H5N1 and other avian flus were already a concern, and these reports led WHO to activate its Global Pandemic Preparedness Plan. This plan warns governments of likely cross-border spread of highly infectious diseases and includes procedures for requesting and receiving assistance from WHO or a member state in tracing the spread of a disease, developing control measures, and identifying the infectious bacteria or virus causing it. However, the WHO team sent to China was denied permission to travel to Guangdong Province and was unable to observe the situation directly as it would have liked.

Meanwhile, the “atypical pneumonia” or “atypical influenza” did spread to Hong Kong, and then to Hanoi, Singapore, and Toronto after a Chinese physician who had acquired the infection while treating patients in Guangdong Province came to Hong Kong for a wedding, stayed a few days in the Metropole Hotel, and passed the infection to other guests. The first of these cases was identified in Hanoi on the 26th. The Vietnamese reported it to WHO and requested assistance. WHO sent a team of epidemiologists to Vietnam to help trace the source and design measures to prevent further spread.  During the first week of March, other cases traceable to Hong Kong were identified in Singapore, Taiwan, and Toronto and were quickly reported to WHO.

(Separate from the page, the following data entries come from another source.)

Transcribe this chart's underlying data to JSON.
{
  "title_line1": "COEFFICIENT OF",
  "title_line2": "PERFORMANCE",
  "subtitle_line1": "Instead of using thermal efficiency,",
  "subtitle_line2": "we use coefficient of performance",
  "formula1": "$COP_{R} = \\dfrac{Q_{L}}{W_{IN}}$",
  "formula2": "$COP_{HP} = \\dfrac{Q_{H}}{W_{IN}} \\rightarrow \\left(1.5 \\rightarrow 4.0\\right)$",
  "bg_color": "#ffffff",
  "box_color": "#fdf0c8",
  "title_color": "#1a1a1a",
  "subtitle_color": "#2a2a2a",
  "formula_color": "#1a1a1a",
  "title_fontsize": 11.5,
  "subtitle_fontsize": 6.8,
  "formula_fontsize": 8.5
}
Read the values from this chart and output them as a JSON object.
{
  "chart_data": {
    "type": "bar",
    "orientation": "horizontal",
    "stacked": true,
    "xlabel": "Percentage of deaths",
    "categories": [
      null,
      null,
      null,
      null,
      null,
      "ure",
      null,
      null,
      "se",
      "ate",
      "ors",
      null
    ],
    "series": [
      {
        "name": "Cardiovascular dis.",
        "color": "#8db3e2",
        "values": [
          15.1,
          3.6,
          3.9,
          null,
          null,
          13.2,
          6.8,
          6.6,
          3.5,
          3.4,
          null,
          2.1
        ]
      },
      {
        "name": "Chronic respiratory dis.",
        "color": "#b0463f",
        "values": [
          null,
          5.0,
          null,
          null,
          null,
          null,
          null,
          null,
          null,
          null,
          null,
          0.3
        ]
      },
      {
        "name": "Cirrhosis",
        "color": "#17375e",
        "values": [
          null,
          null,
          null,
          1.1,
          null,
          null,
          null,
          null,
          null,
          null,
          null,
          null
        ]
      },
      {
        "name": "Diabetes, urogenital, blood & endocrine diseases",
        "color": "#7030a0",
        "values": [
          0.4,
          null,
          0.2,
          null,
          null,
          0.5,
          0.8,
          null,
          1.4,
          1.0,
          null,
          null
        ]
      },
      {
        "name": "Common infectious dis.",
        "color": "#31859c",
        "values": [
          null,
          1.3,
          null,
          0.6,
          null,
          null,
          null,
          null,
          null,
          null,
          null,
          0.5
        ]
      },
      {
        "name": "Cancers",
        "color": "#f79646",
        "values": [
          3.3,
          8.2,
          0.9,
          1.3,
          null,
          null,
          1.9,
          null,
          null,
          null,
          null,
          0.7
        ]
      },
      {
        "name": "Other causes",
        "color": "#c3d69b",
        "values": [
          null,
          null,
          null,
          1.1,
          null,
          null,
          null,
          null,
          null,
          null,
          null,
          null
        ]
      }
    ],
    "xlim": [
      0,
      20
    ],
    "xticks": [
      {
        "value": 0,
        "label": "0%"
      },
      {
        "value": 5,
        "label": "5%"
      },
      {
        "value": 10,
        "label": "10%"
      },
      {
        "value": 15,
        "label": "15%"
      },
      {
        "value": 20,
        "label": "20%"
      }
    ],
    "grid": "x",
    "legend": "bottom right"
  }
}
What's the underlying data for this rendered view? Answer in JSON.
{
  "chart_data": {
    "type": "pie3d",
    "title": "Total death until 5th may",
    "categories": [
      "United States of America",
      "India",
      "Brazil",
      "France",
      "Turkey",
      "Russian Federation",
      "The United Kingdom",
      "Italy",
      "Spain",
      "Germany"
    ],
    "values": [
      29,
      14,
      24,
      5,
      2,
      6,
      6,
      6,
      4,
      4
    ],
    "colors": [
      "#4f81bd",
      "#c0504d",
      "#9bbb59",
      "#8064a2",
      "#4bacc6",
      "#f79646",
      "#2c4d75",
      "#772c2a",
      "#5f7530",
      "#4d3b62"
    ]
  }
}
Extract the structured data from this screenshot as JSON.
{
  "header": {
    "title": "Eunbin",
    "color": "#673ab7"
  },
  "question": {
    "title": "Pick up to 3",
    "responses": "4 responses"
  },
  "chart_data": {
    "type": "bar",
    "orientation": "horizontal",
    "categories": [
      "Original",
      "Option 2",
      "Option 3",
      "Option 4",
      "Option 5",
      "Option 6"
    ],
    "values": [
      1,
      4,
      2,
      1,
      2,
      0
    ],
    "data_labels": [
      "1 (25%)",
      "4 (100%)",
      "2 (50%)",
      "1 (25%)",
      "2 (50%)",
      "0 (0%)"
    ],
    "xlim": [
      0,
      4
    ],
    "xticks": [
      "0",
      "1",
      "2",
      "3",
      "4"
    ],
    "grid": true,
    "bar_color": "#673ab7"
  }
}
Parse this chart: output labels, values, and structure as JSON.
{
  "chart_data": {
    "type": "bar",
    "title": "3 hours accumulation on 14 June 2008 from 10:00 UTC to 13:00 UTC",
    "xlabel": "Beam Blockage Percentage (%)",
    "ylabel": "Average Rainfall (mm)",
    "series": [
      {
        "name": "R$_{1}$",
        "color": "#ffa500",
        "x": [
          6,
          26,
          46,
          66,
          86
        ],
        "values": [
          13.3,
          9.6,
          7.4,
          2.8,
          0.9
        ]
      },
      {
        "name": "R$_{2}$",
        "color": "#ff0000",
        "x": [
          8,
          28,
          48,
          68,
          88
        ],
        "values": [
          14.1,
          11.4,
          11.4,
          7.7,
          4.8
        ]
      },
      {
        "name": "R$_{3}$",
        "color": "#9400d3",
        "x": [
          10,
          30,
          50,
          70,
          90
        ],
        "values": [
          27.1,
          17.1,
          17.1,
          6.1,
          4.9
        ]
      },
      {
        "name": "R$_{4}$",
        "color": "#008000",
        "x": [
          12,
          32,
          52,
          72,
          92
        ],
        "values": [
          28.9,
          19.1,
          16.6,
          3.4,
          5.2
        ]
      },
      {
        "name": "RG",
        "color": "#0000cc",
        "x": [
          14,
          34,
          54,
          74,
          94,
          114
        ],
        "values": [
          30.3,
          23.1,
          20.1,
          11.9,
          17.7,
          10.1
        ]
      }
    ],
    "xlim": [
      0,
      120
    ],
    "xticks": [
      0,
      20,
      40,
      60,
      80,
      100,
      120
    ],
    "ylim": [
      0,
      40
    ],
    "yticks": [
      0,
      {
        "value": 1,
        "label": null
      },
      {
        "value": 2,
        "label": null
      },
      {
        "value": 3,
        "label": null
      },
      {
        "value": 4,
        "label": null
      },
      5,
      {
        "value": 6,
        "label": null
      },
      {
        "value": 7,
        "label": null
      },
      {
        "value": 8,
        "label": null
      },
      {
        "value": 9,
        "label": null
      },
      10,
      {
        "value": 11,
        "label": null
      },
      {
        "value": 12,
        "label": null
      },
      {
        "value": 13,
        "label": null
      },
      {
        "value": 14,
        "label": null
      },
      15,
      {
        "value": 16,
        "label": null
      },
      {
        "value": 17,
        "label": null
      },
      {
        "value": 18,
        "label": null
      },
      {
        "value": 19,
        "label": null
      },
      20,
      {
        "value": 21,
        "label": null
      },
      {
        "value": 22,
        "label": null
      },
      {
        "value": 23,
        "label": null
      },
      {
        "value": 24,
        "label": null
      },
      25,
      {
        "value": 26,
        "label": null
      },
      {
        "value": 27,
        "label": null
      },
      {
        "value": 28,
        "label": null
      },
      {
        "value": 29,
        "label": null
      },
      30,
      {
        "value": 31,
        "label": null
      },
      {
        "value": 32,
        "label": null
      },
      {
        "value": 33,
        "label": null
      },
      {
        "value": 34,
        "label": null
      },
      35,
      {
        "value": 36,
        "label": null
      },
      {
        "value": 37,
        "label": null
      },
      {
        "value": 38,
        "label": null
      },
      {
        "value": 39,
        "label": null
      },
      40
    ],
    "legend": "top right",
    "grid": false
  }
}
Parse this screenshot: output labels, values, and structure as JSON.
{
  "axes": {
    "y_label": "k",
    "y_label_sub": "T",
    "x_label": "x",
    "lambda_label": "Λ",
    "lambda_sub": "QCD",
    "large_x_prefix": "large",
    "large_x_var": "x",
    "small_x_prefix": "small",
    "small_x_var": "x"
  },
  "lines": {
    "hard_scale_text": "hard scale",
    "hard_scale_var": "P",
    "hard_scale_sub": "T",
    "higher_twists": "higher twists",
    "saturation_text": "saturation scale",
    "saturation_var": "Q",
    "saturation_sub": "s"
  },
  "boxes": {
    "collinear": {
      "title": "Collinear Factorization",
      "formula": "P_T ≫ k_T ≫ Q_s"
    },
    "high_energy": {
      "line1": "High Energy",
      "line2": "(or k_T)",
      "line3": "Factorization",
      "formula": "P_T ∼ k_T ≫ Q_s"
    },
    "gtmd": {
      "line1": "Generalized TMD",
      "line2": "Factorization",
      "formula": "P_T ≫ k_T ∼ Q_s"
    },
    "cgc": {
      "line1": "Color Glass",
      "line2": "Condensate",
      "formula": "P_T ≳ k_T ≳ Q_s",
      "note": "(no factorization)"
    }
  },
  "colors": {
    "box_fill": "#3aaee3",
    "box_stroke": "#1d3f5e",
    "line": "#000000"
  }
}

Additional cases -- referred to as “clusters” because they involved multiple persons in direct contact with the patients falling ill earlier in the month --were soon reported from Hong Kong, Singapore, and Toronto. WHO staff concluded there was a high risk of further spread, and issued a global alert to warn all member governments of the existence of a new and highly infectious form of “atypical pneumonia” on March 12th. WHO soon had reports covering 150 positively identified cases outside China, and on the 17th it issued an emergency travel advisory covering Guangdong Province, Hong Kong, Hanoi, Singapore, and Toronto. This advisory first used the designation "severe acute respiratory syndrome (SARS)" and recommended measures to minimize its spread.

A Change in Chinese Policy

On April 3rd, after much international and domestic criticism, the Chinese government announced that it was giving top priority to containing SARS outbreaks and pledged to cooperate fully within WHO-coordinated efforts. The following day the head of China’s Center for Disease Control apologized for his country’s failure to share information about SARS. A newly sent WHO epidemiological team was allowed into Guangdong Province on the 9th. Domestic constraints on information dissemination, however, remained in place.

On April 13th, Premier Wen Jiabao publicly admitted that the SARS outbreak was serious and promised the government would make full disclosures. Soon the mayor of Beijing admitted that SARS had spread to his city by March 1st, weeks before its presence had been officially acknowledged. On the 18th, Communist Party members were instructed to make sure local and provincial officials reported fully and promptly on SARS cases. To underline the change of direction, Health Minister Zhang Wenkang and Beijing Mayor Meng Xuenong were dismissed for failure to respond adequately to the SARS epidemic. The national government also set aside 2 billion yuan ($240 million) while provincial and local authorities set aside 5 billion yuan ($602 million) as contingency funds for dealing with SARS and future public health emergencies.

SARS subsides

In May 2003, the number of new cases began to fall. By July 5th WHO felt confident enough about national control measures to announce that all lines of cross-border transmission of SARS had been broken and there was now no danger of an epidemic. Isolated cases did continue to occur, and were reported promptly.

In total, 769 people died worldwide as a result of the SARS outbreak Economists estimated that the main SARS outbreaks from November 2002 through June 2003 cost the global economy more than $40 billion in lost work time, treatment costs, and lost tourism revenues. The areas most affected were Hong Kong (experiencing an estimated 2.6% drop in GDP from disease-related costs) China (a 1.05% drop in GDP), and Canada (a 0.15% drop in GDP).